We can see here three different eras in the individual insurance market. Before the ACA was passed, insurers were able to restrict claims paid to individual policy holders with chronic conditions, whether through denial or exclusion. Therefore, they used to be far less expensive to insure. Then, in 2015, many of these people gained coverage for the first time, spending to catch up on needed medical care. Then, in 2016, this segment stabilized — with medical claim costs basically identical to the large group markets!

In other words, the people signing up for Obamacare-based coverage are a risk pool no worse than those that are employed at large companies. This is a) again, definitively not a death spiral and b) exactly what insurers should have been expecting. Sure, the catch-up spending caught them by surprise — but this really seems to be in the past now.

If this was all predictable, and we make the assumption that insurance companies know what they are doing, they why are premiums going up? Why are insurers leaving the marketplace? I don’t claim to know this definitively, but I have a few guesses.

First, recall that these are averages. Some jurisdictions have certainly created unattractive individual risk pools. But, many of these wounds are self-inflicted. For example, take Tennessee, which is having severe competitiveness problems. The state government there still permits insurance co-ops through its Farm Bureau that include medical underwriting requirements. For those who are younger and healthier, insurance will be cheaper at the Bureau. This degrades the risk pool in the “comprehensive” insurance market, i.e. the one that also takes care of sick people. Premiums go higher there; risk-averse health insurers go elsewhere.

Second, it does appear that some insurers just underpriced their policies initially. Maybe they were thinking about past data from the non-group market. Maybe they were “hoping” the risk pool would be better than the population generally. Maybe they were just trying to pick up market share in new markets.

Finally, and especially for premium levels being requested now, subversion by the GOP has greatly increased uncertainty in the market. Denial of risk corridor payments — money that was legally owed to the insurers — put a number out of business and created a risk for the remainder. Now, the Trump Administration is making similar threats to eliminate cost-sharing reduction payments or the individual mandate, or to allow new plans that would skim the cream off the risk pool.
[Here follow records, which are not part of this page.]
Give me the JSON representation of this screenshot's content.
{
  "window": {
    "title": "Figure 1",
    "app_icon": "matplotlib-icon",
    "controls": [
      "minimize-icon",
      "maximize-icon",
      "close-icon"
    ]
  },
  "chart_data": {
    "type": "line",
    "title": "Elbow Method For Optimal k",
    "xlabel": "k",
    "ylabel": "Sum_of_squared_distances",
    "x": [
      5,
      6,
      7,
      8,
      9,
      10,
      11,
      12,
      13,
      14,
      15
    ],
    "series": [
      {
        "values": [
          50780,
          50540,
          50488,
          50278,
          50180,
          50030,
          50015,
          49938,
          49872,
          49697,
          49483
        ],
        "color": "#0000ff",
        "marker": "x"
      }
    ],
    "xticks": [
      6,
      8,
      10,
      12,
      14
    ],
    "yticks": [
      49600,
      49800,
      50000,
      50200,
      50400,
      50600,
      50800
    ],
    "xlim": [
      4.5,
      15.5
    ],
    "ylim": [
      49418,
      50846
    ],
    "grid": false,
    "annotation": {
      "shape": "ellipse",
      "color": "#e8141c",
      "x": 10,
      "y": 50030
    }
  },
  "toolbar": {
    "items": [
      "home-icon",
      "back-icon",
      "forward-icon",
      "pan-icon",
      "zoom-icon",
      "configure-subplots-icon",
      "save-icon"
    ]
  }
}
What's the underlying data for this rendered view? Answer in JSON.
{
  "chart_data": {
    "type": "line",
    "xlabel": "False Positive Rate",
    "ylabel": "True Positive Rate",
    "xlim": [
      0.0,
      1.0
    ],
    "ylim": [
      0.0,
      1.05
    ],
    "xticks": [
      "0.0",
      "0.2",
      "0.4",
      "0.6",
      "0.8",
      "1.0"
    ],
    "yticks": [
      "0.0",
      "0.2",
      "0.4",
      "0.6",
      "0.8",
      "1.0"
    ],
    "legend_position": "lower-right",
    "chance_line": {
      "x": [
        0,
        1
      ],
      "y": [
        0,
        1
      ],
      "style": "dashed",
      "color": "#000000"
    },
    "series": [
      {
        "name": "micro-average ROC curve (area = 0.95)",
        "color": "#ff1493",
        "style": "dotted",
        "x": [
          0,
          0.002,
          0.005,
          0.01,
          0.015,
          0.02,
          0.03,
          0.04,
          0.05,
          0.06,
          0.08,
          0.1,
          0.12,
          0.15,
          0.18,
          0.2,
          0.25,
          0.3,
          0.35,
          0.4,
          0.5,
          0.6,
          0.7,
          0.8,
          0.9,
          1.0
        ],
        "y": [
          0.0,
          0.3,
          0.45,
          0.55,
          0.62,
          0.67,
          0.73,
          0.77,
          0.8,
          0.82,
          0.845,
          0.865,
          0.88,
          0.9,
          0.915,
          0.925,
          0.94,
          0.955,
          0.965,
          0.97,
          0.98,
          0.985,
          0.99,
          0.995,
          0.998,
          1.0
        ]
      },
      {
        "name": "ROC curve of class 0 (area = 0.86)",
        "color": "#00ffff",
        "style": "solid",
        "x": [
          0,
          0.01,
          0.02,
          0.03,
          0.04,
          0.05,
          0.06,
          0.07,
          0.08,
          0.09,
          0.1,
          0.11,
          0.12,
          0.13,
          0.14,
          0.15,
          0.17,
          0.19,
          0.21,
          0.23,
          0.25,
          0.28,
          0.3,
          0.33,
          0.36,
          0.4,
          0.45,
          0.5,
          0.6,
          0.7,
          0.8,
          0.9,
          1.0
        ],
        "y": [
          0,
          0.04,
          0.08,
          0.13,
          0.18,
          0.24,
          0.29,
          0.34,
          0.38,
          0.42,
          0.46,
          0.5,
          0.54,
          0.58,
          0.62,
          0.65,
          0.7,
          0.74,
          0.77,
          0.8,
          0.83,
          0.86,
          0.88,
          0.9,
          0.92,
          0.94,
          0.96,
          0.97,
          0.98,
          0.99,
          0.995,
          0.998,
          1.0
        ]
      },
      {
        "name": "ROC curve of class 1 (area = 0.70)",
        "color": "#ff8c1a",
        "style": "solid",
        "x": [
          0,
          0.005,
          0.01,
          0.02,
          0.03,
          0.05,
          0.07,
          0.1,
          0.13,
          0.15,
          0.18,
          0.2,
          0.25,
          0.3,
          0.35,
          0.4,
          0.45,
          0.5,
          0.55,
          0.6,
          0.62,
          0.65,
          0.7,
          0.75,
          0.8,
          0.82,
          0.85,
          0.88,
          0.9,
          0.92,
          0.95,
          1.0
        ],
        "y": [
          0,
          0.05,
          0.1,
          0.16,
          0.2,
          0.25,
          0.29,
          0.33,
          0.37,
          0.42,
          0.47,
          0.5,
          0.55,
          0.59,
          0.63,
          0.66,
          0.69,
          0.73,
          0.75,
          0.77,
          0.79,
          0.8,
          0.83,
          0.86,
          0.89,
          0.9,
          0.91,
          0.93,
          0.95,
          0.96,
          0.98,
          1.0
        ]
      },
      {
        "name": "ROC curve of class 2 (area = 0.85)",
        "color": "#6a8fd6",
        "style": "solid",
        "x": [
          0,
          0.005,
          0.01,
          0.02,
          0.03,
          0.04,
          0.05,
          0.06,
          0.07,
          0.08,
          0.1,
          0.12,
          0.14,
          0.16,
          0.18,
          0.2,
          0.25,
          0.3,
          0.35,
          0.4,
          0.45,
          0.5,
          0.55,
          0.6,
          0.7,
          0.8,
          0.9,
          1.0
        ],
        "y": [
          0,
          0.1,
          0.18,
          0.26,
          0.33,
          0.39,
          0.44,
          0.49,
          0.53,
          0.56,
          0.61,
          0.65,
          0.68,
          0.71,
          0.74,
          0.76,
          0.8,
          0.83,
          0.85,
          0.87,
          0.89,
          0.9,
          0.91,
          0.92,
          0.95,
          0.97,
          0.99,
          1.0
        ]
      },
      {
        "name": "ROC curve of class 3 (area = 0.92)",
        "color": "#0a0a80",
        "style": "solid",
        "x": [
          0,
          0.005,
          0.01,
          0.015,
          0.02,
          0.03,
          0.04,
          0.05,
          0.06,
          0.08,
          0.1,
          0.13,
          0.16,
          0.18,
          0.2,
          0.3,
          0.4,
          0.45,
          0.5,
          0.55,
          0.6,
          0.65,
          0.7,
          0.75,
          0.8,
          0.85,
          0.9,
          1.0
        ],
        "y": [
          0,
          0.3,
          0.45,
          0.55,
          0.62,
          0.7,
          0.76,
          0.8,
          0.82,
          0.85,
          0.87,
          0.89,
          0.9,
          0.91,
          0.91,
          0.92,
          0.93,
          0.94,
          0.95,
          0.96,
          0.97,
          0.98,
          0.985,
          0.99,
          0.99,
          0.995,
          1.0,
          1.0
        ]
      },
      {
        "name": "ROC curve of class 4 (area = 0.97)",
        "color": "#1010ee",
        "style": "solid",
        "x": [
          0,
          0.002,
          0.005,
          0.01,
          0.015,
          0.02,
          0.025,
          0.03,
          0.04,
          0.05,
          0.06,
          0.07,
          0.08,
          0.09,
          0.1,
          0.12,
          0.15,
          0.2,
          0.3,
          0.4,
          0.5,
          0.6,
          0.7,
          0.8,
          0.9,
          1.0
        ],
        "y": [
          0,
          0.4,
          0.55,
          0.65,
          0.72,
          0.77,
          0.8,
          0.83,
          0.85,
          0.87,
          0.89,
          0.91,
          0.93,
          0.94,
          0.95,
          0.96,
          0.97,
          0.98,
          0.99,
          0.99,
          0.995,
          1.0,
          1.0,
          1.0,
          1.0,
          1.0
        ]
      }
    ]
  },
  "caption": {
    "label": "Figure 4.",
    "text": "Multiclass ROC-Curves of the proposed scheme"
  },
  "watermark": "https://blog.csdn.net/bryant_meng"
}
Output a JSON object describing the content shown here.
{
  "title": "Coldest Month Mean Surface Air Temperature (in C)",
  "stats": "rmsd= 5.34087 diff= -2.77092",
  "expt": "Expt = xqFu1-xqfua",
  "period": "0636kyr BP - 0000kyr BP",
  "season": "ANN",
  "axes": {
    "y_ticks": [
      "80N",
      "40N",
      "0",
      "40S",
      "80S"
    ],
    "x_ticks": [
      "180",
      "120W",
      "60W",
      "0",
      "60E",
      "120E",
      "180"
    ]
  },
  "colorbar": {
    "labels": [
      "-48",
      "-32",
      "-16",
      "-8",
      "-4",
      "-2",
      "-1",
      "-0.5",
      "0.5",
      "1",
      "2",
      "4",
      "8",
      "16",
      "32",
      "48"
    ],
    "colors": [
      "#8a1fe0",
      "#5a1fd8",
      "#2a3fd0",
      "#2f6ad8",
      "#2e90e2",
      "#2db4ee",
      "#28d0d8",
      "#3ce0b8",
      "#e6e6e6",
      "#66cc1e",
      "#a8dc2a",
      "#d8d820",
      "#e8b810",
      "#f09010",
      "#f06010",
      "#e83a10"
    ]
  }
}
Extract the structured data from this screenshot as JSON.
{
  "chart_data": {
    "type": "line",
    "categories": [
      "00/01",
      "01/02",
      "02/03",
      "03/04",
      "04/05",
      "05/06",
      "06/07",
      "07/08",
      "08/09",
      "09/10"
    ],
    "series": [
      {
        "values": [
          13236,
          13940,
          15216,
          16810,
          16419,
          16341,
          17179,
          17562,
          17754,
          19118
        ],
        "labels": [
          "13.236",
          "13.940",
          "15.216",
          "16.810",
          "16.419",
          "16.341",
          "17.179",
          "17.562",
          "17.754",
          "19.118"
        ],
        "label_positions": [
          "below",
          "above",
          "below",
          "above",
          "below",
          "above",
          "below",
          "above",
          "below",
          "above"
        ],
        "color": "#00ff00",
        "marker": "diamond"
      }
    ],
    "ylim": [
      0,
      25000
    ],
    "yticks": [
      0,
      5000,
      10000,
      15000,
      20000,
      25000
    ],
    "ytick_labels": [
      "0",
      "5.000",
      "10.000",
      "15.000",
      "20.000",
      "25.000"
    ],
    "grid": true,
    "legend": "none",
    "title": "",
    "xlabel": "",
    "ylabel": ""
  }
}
And health insurance is a long-term business: upfront cost to set up networks, profits in the long run by properly managing your business. After seven years of screeching about repeal, repeal, repeal — it just doesn’t make business sense.

But, this chart proves, as much as any chart can prove, the central point. There does not appear to be anything innate to Obamacare, sans GOP sabotage, which would prevent individual insurance markets from surviving and thriving.